Мы ходим по двору, заглядываем в клетухи.

Я иду в конюшню. Не слышно лошадиного храпа. Из конюшни несет навозом и еще чем-то, до тошноты неприятным.

Я растворяю ворота конюшни и в то же мгновение отступаю назад: я вижу смерть — в полутьме над кормушками сизо тускнеют бесстыдные тела. «Да здравствует коммунизм!» — написано на знамени. Оно свешивается с перекладины на увядшие головы. А поверх этих бедных миткалевых слов дегтем выведено: «До скорого свиданья! — Зеленый Кречет».
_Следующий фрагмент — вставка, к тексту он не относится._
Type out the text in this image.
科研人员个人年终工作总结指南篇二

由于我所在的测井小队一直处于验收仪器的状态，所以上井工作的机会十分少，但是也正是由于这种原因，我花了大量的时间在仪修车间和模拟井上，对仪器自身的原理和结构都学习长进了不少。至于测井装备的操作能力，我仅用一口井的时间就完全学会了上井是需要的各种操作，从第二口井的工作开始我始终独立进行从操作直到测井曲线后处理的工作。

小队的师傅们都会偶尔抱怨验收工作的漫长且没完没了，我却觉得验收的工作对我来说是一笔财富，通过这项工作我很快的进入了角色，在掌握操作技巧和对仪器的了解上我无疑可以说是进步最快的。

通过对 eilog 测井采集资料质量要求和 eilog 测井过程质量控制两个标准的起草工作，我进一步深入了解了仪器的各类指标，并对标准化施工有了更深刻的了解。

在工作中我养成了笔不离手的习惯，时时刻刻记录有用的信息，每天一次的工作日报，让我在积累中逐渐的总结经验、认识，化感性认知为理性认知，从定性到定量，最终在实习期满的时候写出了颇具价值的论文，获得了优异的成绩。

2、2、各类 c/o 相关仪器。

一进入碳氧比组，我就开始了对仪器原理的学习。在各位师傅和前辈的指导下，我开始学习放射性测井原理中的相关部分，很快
Я хочу пересчитать количество тел, но глаза мои считают буквы на знамени «Зеленый Кречет».

Так значит, он и сюда добрался?

Оттого ли, что я слишком резко открыл ворота и тем самым произвел движение воздуха, или по какой другой причине — тела, висевшие неподвижно, качнулись, а одно из них повернулось ко мне лицом и уставилось на меня открытыми глазами, полными довременного хаоса…

— Дядя Миша! Кондратенко! — бегу я к своему спутнику.

Меня раздражает то, что чекист так улыбчиво и соображающе поводит глазами. Чего тут соображать?

— Кондратенко, ты посмотри, посмотри!

Я сажусь на плуг. Потные руки мои холодеют.

Дядя Миша, придерживая кобур, направляется к конюшне.

Но не успевает он сделать и трех шагов, как в дощатом нужнике раздается скрип, затем чуть-чуть приоткрывается дверь, а через минуту оттуда выскакивает взлохмаченный человек, рябоватый и почерневший, как те…

Босые ноги его путаются в рваных и грязных штанах.

Человек приближается к Кондратенко зловеще-боязливой походкой. Он искоса посматривает на наши наганы и на опасную грушу, висящую на поясе у Кондратенки.

— Вы кто такие будете? — злобно говорит он и вытаскивает из-за пазухи наган, держа его за дуло, а не за рукоять, и высоко поднимает над головой.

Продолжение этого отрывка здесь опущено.